A common refrain I often hear, and read about, is the lack of a quality pool of technically skilled employees to draw from when it comes time for hiring. Take a look at any manufacturing news site out there and you’re bound to see it yourself: skills gap, lack of training, unprepared candidates, etc. Heck, jump to some of the better CNC machine forums and read first hand attempts at hiring that sound more like some demented David Lynch scene than a run-in with an unqualified applicant. Joking aside, it’s a real concern for not only the larger manufacturing behemoths but also the smaller independent shop looking to expand and fill needed roles.
When it comes time to hire we all hope to land a great applicant, one not only with technical skills and experience, but the wherewithal and common sense to do the job right. As many of you can attest there are a lot of us grey beards in the shop these days. Not to say that is a bad thing at all: we come with years of knowledge, know-how, and experience. But we understand that keeping our trade healthy and alive means bringing in the younger generation of able bodied men and women. So where are they, how do we go about drawing them in, and how do we ensure they’ve had the proper fundamentals and training to ensure a successful and productive path?

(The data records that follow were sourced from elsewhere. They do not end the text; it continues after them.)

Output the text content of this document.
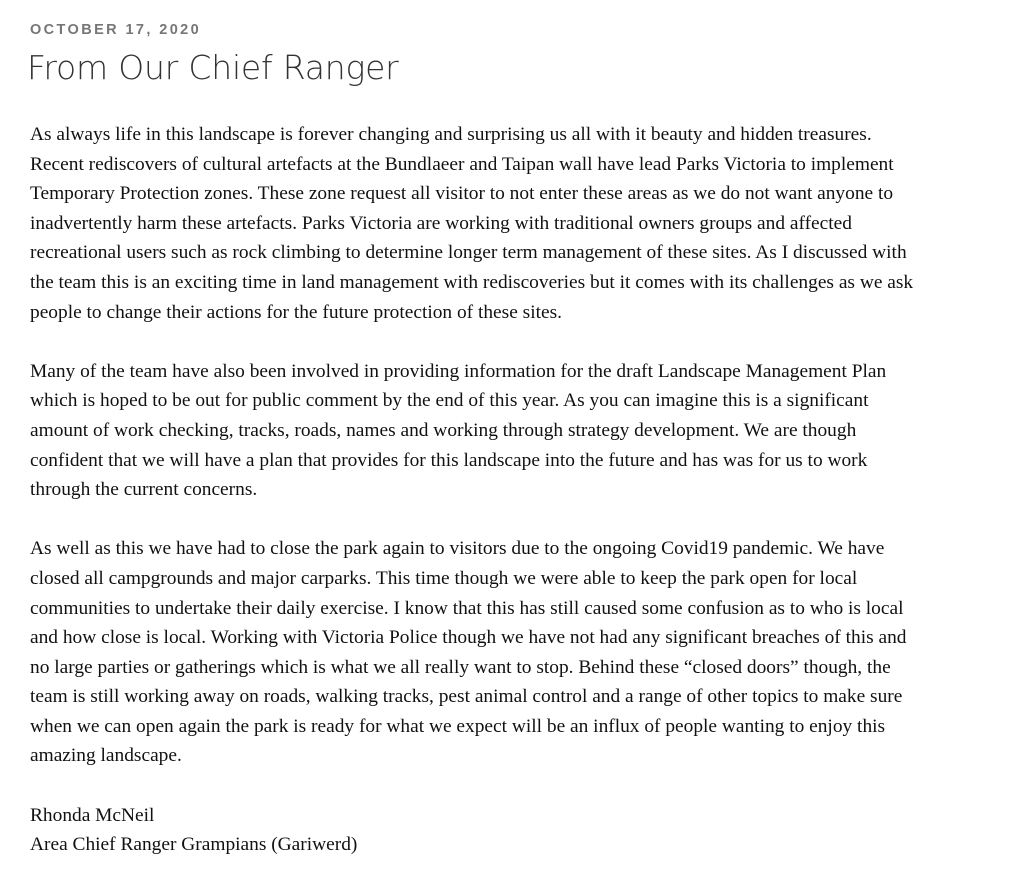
OCTOBER 17, 2020
From Our Chief Ranger

As always life in this landscape is forever changing and surprising us all with it beauty and hidden treasures.
Recent rediscovers of cultural artefacts at the Bundlaeer and Taipan wall have lead Parks Victoria to implement
Temporary Protection zones. These zone request all visitor to not enter these areas as we do not want anyone to
inadvertently harm these artefacts. Parks Victoria are working with traditional owners groups and affected
recreational users such as rock climbing to determine longer term management of these sites. As I discussed with
the team this is an exciting time in land management with rediscoveries but it comes with its challenges as we ask
people to change their actions for the future protection of these sites.

Many of the team have also been involved in providing information for the draft Landscape Management Plan
which is hoped to be out for public comment by the end of this year. As you can imagine this is a significant
amount of work checking, tracks, roads, names and working through strategy development. We are though
confident that we will have a plan that provides for this landscape into the future and has was for us to work
through the current concerns.

As well as this we have had to close the park again to visitors due to the ongoing Covid19 pandemic. We have
closed all campgrounds and major carparks. This time though we were able to keep the park open for local
communities to undertake their daily exercise. I know that this has still caused some confusion as to who is local
and how close is local. Working with Victoria Police though we have not had any significant breaches of this and
no large parties or gatherings which is what we all really want to stop. Behind these “closed doors” though, the
team is still working away on roads, walking tracks, pest animal control and a range of other topics to make sure
when we can open again the park is ready for what we expect will be an influx of people wanting to enjoy this
amazing landscape.

Rhonda McNeil
Area Chief Ranger Grampians (Gariwerd)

Manufacturing Training Programs
I’d be a liar if I said I had an answer to this tricky bit of business. I started out on a used CNC machine, being mentored from the ground up; pushing the broom, measuring parts, doing set-ups, change overs, CNC repairs…well before I was ever let loose on a “real” job. While we’d all love to be able to mentor a new hire (and some of us still do) it’s often not practical. The costs, the time, ,and the propensity for the situation to simply not work out. Seems the nature of our business is that by the time we need to hire someone, we need to do it yesterday, so we’re in need of someone with skills and experience that can quickly get up to speed.
I’d like to share a couple of articles I came across today on this subject.
This article from The Modern Machine Shop gives us a bit of flashback to the manufacturing climate in the 1990’s and 2000. It illustrates how the outsourcing of manufacturing, the lack of manufacturing investment in supplemental training for employees, and the push for non-manufacturing college degrees culminated in the decimation of new manufacturing talent.
There is a bright side to the article. It lay out the pro-active moves between a number of industry’s and a local college to reinvigorate the training and acquisition of new manufacturing talent. It’s motivating to read about a program that not only helps fortify the industry I know and love, but to know that it’s some real training here: no light-weight diy cnc hobby here. These trainees put in the work. Read for yourself.
Want to continue with that good feeling?
This article from Forbes ( “CEO Takes Action On Manufacturing Skills Gap” ) touches upon many of the same issues and takes some of the same sorts of approaches. Using Germany’s apprenticeship system as a model, CEO Tom Hudson of nth/works used his own team and resources to create an apprenticeship program that gives high school students hands on technical training and know-how.
From the article:
…providing them with hands-on, paid training in five areas of manufacturing: welding and automation; tool and die making; tooling design; CNC machining; and kaizen, a Japanese manufacturing philosophy devoted to continuous improvement.
These students spend two and a half months working in each specification and upon completion can pursue secondary training, begin looking for work, or become a part of the program.
Motivating to read indeed. I recommend checking it out.
While I don’t have the solution to our manufacturing woes and talent shortages, I do believe programs like the ones outlined above go a long way toward instilling the fundamentals of our industry in qualified applicants. In many ways I believe programs like the above not only cut the wheat from the chaff, so to speak, but incentivize younger people toward manufacturing. Just read Jocelyn Salinas quote at the end of the Forbes article where she talks about creating air block cylinders if you don’t believe me. But what about you? Do you believe programs such as these can help alleviate the poor quality of candidates many of us encounter?